Ce à quoi je répondis que oui, que j'y mangeais avec mes parents étant gosse.
   J'attendis la fin de mon service avec plus de ferveur qu'à l'accoutumée. Un rapide détour par chez moi, une rapide douche, une tenue classe, petite veste, jean noir, un peu slim, chaussures classe, mais pas trop, un peu de parfum. C'est tout. Sans oublier le matériel habituel, qui accompagnait chacune de mes sorties nocturnes. Le trajet ne fut pas long, presque personne en direction de Paris, presque tous en partaient.me garer fut tout aussi facile. Maître Kanter, un restaurant alsacien, était un très bon choix pour un rendez vous.
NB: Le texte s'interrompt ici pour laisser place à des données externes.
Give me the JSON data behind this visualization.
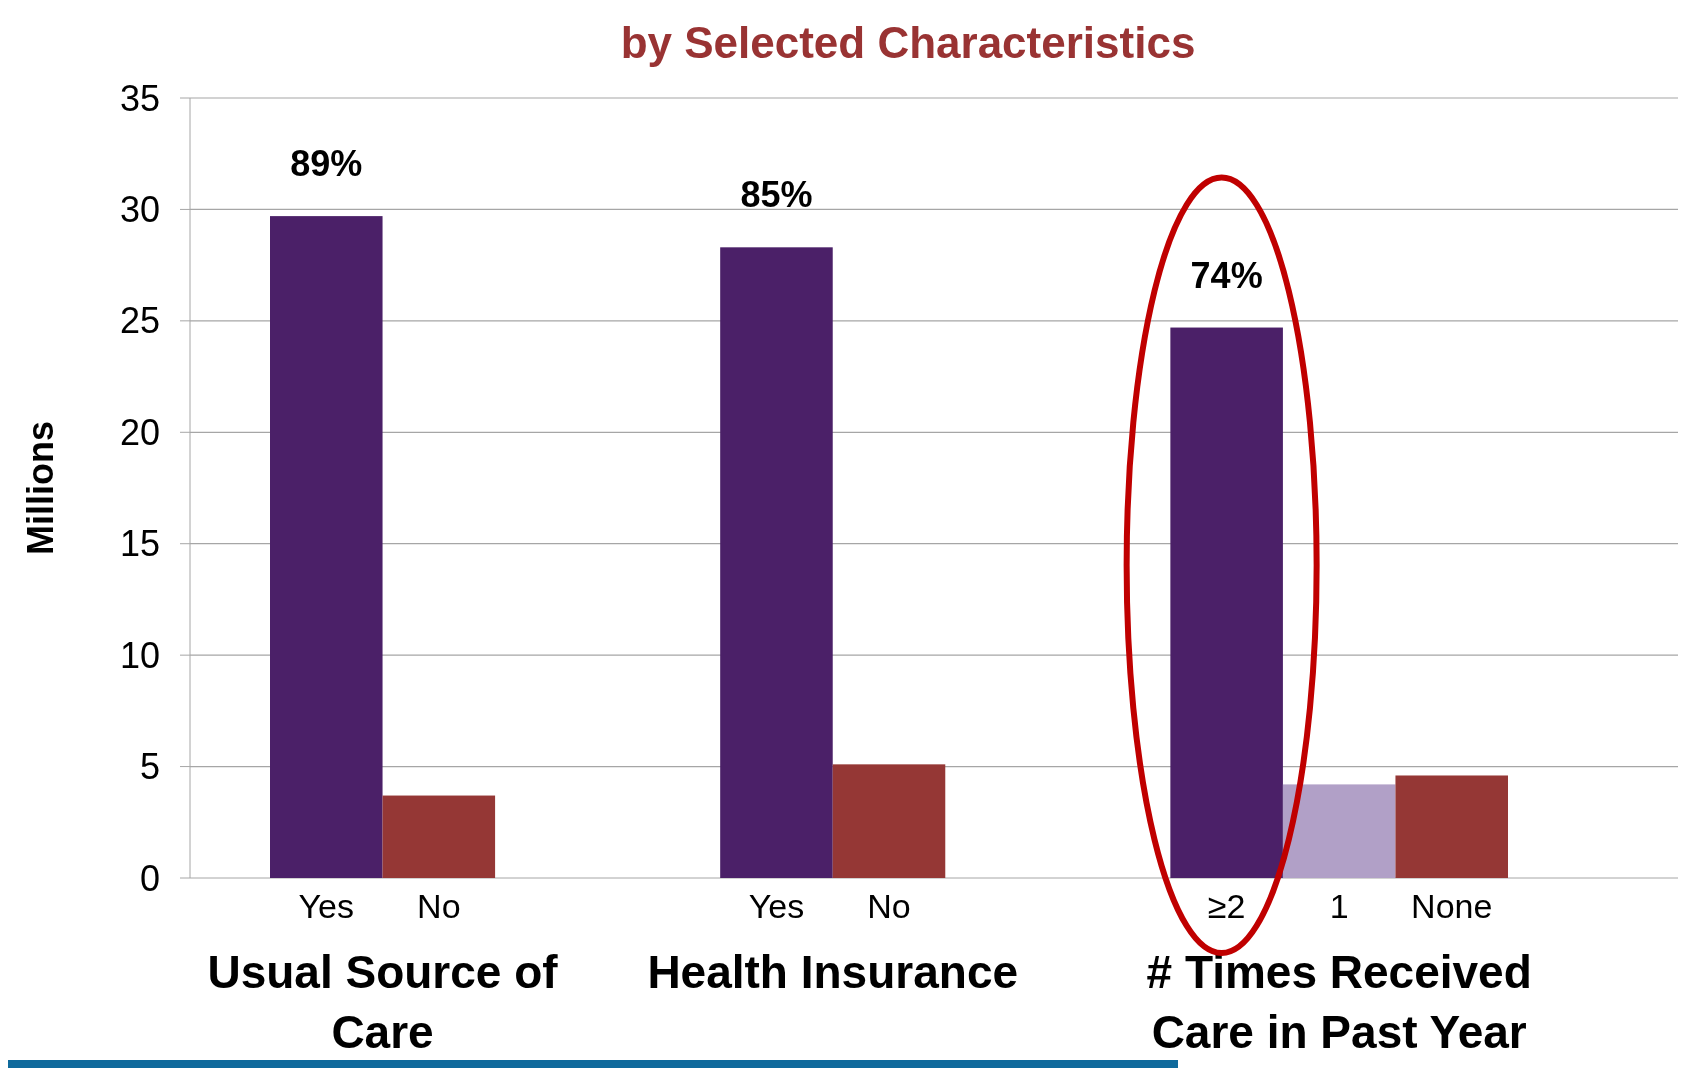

On m'amena à le table pour deux réservée à mon nom. Elle était sublime. Radieuse. Sa robe d'écolière de 1900 réveilla en moi de profonds désirs. Son maquillage léger, mais habile magnifiant son visage. Elle incarnait l'élève sage, moi, un peu moins. Ce repas ne fut que plaisir et bonheur. Je l'a fit rire, elle me fit rire. Nous devînmes complices, et une alchimie s'installa entre nous. Le dîner ne fut pas trop alcoolisé. Je déteste l'alcool. Il me fait perdre tout contrôle.
   Je commençais à l'aimer. Elle aussi. Je la regardais tendrement. Elle aussi. Nous revînmes chez moi, et nous nous écroulâmes sur mon lit. Nous fîmmes l'amour jusque très tard la nuit, à une heure où même les coureuses de trottoirs dorment. Elle dormait au creux de mes bras. Elle sentait bon le jasmin. Un petit sourire étirait ses lèvres. Un petit sourire étirait mes lèvres.
"Fais de beaux rêves, petit papillon. Le réveil sera de toute beauté."